The loss of manufacturing jobs has been going on for years and is not going to be reversed overnight, if ever, in the US and other “developed” countries. However, there are some things that the new US Congress could do immediately that would help the situation in the near term.

1). Ratify the free trade agreements with Columbia, S. Korea and Malaysia that were negotiated during the Bush Administration. The Democrats have been sitting on these agreements for two years as payback to the labor unions that object because… well, they object and the environmentalists object because that’s what they do. The US Chamber of Commerce estimates that the S. Korea agreement alone is second only in importance to NAFTA and could create 345,000 jobs.

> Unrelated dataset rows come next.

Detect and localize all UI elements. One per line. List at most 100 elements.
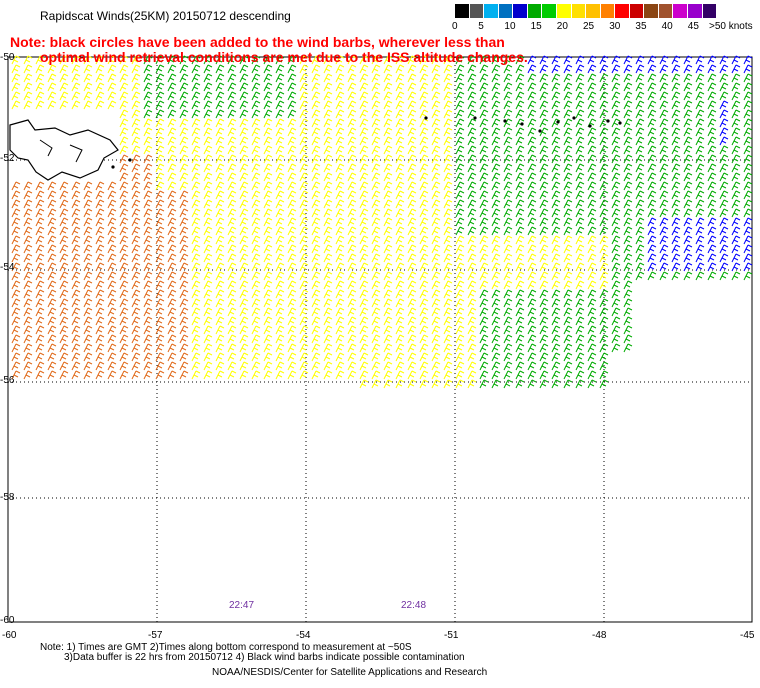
wind-barb [707, 217, 717, 227]
wind-barb [599, 262, 609, 272]
wind-barb [719, 226, 729, 236]
wind-barb [35, 64, 45, 74]
wind-barb [275, 127, 285, 137]
wind-barb [395, 154, 405, 164]
wind-barb [383, 226, 393, 236]
wind-barb [539, 145, 549, 155]
wind-barb [83, 199, 93, 209]
wind-barb [347, 73, 357, 83]
wind-barb [731, 199, 741, 209]
wind-barb [11, 280, 21, 290]
island-coast [39, 139, 83, 163]
wind-barb [287, 64, 297, 74]
wind-barb [143, 82, 153, 92]
wind-barb [431, 289, 441, 299]
wind-barb [527, 154, 537, 164]
wind-barb [359, 370, 369, 380]
wind-barb [707, 262, 717, 272]
wind-barb [443, 298, 453, 308]
wind-barb [47, 370, 57, 380]
wind-barb [443, 307, 453, 317]
wind-barb [107, 280, 117, 290]
wind-barb [563, 253, 573, 263]
wind-barb [695, 262, 705, 272]
wind-barb [527, 199, 537, 209]
contamination-dot [111, 165, 115, 169]
wind-barb [371, 55, 381, 65]
wind-barb [455, 190, 465, 200]
wind-barb [659, 244, 669, 254]
wind-barb [35, 55, 45, 65]
wind-barb [551, 316, 561, 326]
wind-barb [35, 316, 45, 326]
wind-barb [47, 289, 57, 299]
wind-barb [719, 181, 729, 191]
wind-barb [647, 82, 657, 92]
wind-barb [395, 262, 405, 272]
wind-barb [287, 370, 297, 380]
wind-barb [347, 307, 357, 317]
wind-barb [155, 145, 165, 155]
wind-barb [635, 73, 645, 83]
wind-barb [47, 235, 57, 245]
wind-barb [275, 343, 285, 353]
wind-barb [443, 190, 453, 200]
wind-barb [575, 109, 585, 119]
wind-barb [659, 109, 669, 119]
wind-barb [311, 190, 321, 200]
wind-barb [311, 280, 321, 290]
contamination-dot [572, 116, 576, 120]
wind-barb [323, 100, 333, 110]
wind-barb [35, 289, 45, 299]
wind-barb [491, 73, 501, 83]
wind-barb [587, 136, 597, 146]
wind-barb [107, 82, 117, 92]
wind-barb [191, 253, 201, 263]
wind-barb [443, 226, 453, 236]
wind-barb [299, 109, 309, 119]
wind-barb [95, 334, 105, 344]
wind-barb [407, 235, 417, 245]
wind-barb [395, 199, 405, 209]
wind-barb [347, 280, 357, 290]
wind-barb [503, 226, 513, 236]
wind-barb [167, 82, 177, 92]
wind-barb [143, 199, 153, 209]
wind-barb [479, 154, 489, 164]
wind-barb [623, 334, 633, 344]
wind-barb [11, 217, 21, 227]
wind-barb [587, 109, 597, 119]
wind-barb [407, 307, 417, 317]
lon-label-5: -48 [592, 630, 607, 641]
wind-barb [455, 253, 465, 263]
wind-barb [611, 91, 621, 101]
wind-barb [503, 199, 513, 209]
wind-barb [83, 325, 93, 335]
wind-barb [263, 289, 273, 299]
wind-barb [587, 172, 597, 182]
wind-barb [383, 109, 393, 119]
wind-barb [515, 154, 525, 164]
wind-barb [347, 325, 357, 335]
wind-barb [419, 100, 429, 110]
wind-barb [143, 235, 153, 245]
wind-barb [491, 154, 501, 164]
wind-barb [167, 100, 177, 110]
wind-barb [503, 262, 513, 272]
wind-barb [47, 73, 57, 83]
wind-barb [143, 91, 153, 101]
wind-barb [407, 253, 417, 263]
wind-barb [719, 91, 729, 101]
wind-barb [443, 244, 453, 254]
wind-barb [215, 118, 225, 128]
wind-barb [191, 271, 201, 281]
wind-barb [659, 163, 669, 173]
wind-barb [575, 73, 585, 83]
wind-barb [203, 208, 213, 218]
wind-barb [383, 217, 393, 227]
wind-barb [539, 370, 549, 380]
wind-barb [119, 334, 129, 344]
wind-barb [599, 298, 609, 308]
footer-line-3: NOAA/NESDIS/Center for Satellite Applica… [212, 667, 488, 678]
wind-barb [695, 217, 705, 227]
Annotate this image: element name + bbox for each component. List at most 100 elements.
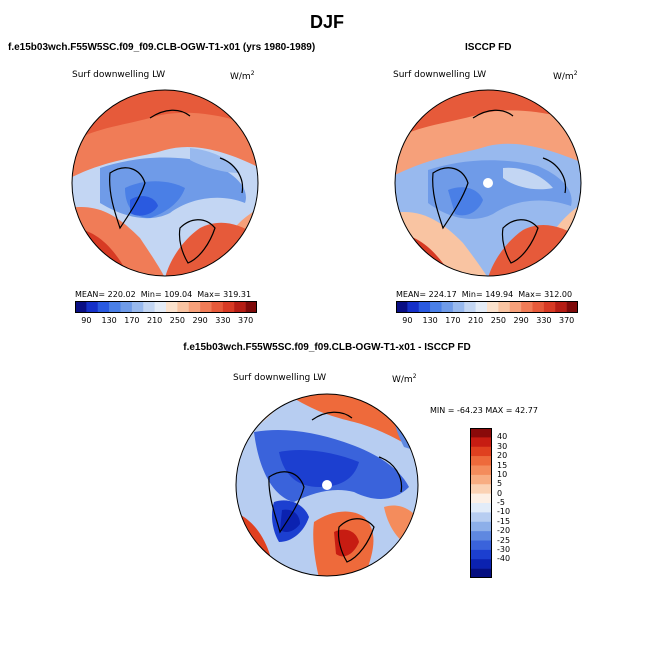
colorbar-obs-swatch — [430, 301, 442, 313]
panel-obs-variable-label: Surf downwelling LW — [393, 70, 487, 80]
colorbar-diff-tick-label: -25 — [497, 535, 511, 545]
colorbar-model-swatch — [143, 301, 155, 313]
colorbar-model — [75, 301, 257, 313]
colorbar-diff-ticks: 40 30 20 15 10 5 0 -5 -10 -15 -20 -25 -30 -40 — [497, 428, 527, 578]
colorbar-diff-tick-label: -30 — [497, 544, 511, 554]
colorbar-model-swatch — [97, 301, 110, 313]
colorbar-model-swatch — [188, 301, 201, 313]
colorbar-obs-swatch — [532, 301, 545, 313]
colorbar-obs-tick-label: 90 — [402, 316, 413, 325]
colorbar-obs-swatch — [396, 301, 408, 313]
colorbar-diff-swatch — [470, 437, 492, 448]
panel-model-units-label: W/m2 — [230, 70, 255, 82]
colorbar-diff-swatch — [470, 484, 492, 494]
colorbar-diff-swatch — [470, 521, 492, 532]
panel-diff-units-label: W/m2 — [392, 373, 417, 385]
colorbar-obs-swatches — [396, 301, 578, 313]
colorbar-diff-tick-label: -5 — [497, 498, 505, 507]
colorbar-obs-swatch — [418, 301, 431, 313]
colorbar-diff-tick-label: 30 — [497, 441, 508, 451]
colorbar-diff-swatch — [470, 540, 492, 551]
colorbar-model-swatches — [75, 301, 257, 313]
colorbar-model-tick-label: 210 — [146, 316, 163, 325]
colorbar-diff — [470, 428, 492, 578]
panel-diff-pole-gap — [322, 480, 332, 490]
panel-obs-min: Min= 149.94 — [461, 290, 514, 299]
colorbar-model-swatch — [211, 301, 224, 313]
colorbar-obs-tick-label: 210 — [467, 316, 484, 325]
panel-obs-max: Max= 312.00 — [518, 290, 573, 299]
colorbar-model-tick-label: 330 — [215, 316, 231, 325]
colorbar-diff-swatch — [470, 568, 492, 578]
colorbar-model-swatch — [166, 301, 178, 313]
colorbar-obs-tick-label: 170 — [445, 316, 461, 325]
colorbar-obs-swatch — [452, 301, 465, 313]
colorbar-diff-tick-label: 15 — [497, 460, 508, 470]
page-title: DJF — [309, 12, 344, 32]
colorbar-obs-swatch — [464, 301, 476, 313]
colorbar-obs-swatch — [521, 301, 533, 313]
colorbar-obs-swatch — [498, 301, 511, 313]
colorbar-obs-swatch — [566, 301, 578, 313]
colorbar-obs-tick-label: 250 — [490, 316, 507, 325]
colorbar-obs-swatch — [509, 301, 522, 313]
colorbar-diff-tick-label: 0 — [497, 488, 503, 498]
panel-model-heading: f.e15b03wch.F55W5SC.f09_f09.CLB-OGW-T1-x… — [8, 42, 316, 53]
colorbar-model-tick-label: 90 — [81, 316, 92, 325]
colorbar-diff-tick-label: -20 — [497, 526, 511, 536]
colorbar-model-swatch — [109, 301, 121, 313]
colorbar-model-tick-label: 130 — [101, 316, 117, 325]
colorbar-model-swatch — [131, 301, 144, 313]
colorbar-diff-tick-label: -10 — [497, 507, 511, 517]
colorbar-diff-swatch — [470, 428, 492, 438]
colorbar-model-swatch — [154, 301, 167, 313]
colorbar-obs-tick-label: 330 — [536, 316, 552, 325]
panel-obs-heading: ISCCP FD — [465, 42, 512, 53]
panel-obs-pole-gap — [483, 178, 493, 188]
colorbar-model-swatch — [86, 301, 99, 313]
colorbar-obs-ticks: 90 130 170 210 250 290 330 370 — [396, 316, 578, 328]
colorbar-model-swatch — [234, 301, 246, 313]
colorbar-model-tick-label: 250 — [169, 316, 186, 325]
colorbar-model-tick-label: 290 — [192, 316, 208, 325]
colorbar-obs-swatch — [475, 301, 488, 313]
colorbar-diff-swatch — [470, 512, 492, 523]
colorbar-diff-swatch — [470, 465, 492, 476]
colorbar-diff-tick-label: -15 — [497, 516, 511, 526]
panel-obs-mean: MEAN= 224.17 — [396, 290, 457, 299]
colorbar-obs-swatch — [407, 301, 420, 313]
colorbar-diff-swatch — [470, 493, 492, 504]
panel-model-stats: MEAN= 220.02 Min= 109.04 Max= 319.31 — [75, 290, 251, 299]
colorbar-diff-swatch — [470, 559, 492, 569]
colorbar-obs-tick-label: 290 — [513, 316, 529, 325]
colorbar-model-swatch — [222, 301, 235, 313]
colorbar-obs — [396, 301, 578, 313]
colorbar-diff-tick-label: -40 — [497, 554, 511, 564]
colorbar-diff-swatches — [470, 428, 492, 578]
colorbar-obs-swatch — [487, 301, 499, 313]
colorbar-obs-swatch — [543, 301, 556, 313]
colorbar-obs-swatch — [441, 301, 454, 313]
colorbar-model-swatch — [177, 301, 190, 313]
colorbar-diff-swatch — [470, 456, 492, 466]
colorbar-obs-swatch — [555, 301, 567, 313]
colorbar-diff-swatch — [470, 474, 492, 485]
panel-diff-polar-map — [235, 393, 419, 577]
colorbar-diff-swatch — [470, 531, 492, 541]
panel-diff-variable-label: Surf downwelling LW — [233, 373, 327, 383]
panel-model-polar-map — [71, 89, 259, 277]
colorbar-model-tick-label: 170 — [124, 316, 140, 325]
panel-obs-stats: MEAN= 224.17 Min= 149.94 Max= 312.00 — [396, 290, 572, 299]
colorbar-diff-swatch — [470, 446, 492, 457]
colorbar-diff-tick-label: 40 — [497, 432, 508, 442]
colorbar-diff-tick-label: 20 — [497, 451, 508, 461]
panel-diff-minmax: MIN = -64.23 MAX = 42.77 — [430, 406, 538, 415]
panel-model-min: Min= 109.04 — [140, 290, 193, 299]
colorbar-model-ticks: 90 130 170 210 250 290 330 370 — [75, 316, 257, 328]
colorbar-diff-swatch — [470, 503, 492, 513]
panel-obs-polar-map — [394, 89, 582, 277]
colorbar-diff-tick-label: 5 — [497, 479, 503, 489]
colorbar-model-tick-label: 370 — [237, 316, 254, 325]
colorbar-model-swatch — [75, 301, 87, 313]
colorbar-obs-tick-label: 370 — [558, 316, 575, 325]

2). Extend the tax rates due to expire on January 1st for everyone. Keep the rates where they are for everyone and forget the class warfare shit. Not increasing capital gains and dividend taxes alone will be beneficial, not to mention eliminating uncertainty.

3). US international corporations are sitting on some $400 billion in cash in their foreign subsidiaries. If they bring it back to the US they get whacked for 35%, so in the past they have been reinvesting that in further foreign expansion. The Democrats want to tax that cash whether they bring it back or not. Instead, I suggest that they offer a limited time window for them to repatriate that money at a very low rate… say 5%. That would encourage a flood of new capital back into the US.

4). They should immediately lift the defacto moratorium on deep water drilling imposed by the Obama Administration. The have ostensibly lifted the ban but in fact have issued no new permits. If they would start issuing permits again they could put a lot of people back to work immediately on the Gulf Coast.

None of the above addresses the long-term reforms that need to be accomplished to really restore an economic boom and create the eight million jobs that have been lost. That would include: serious tort reform; deep sixing Obamacare; reducing the corporate tax rate to 25%; taking a brutally sharp knife to spending and letting oil and coal start again on US soil. None of the long-term reforms can possibly happen until after 2012 and unless a conservative President gets elected along with more, many more, conservatives to Congress.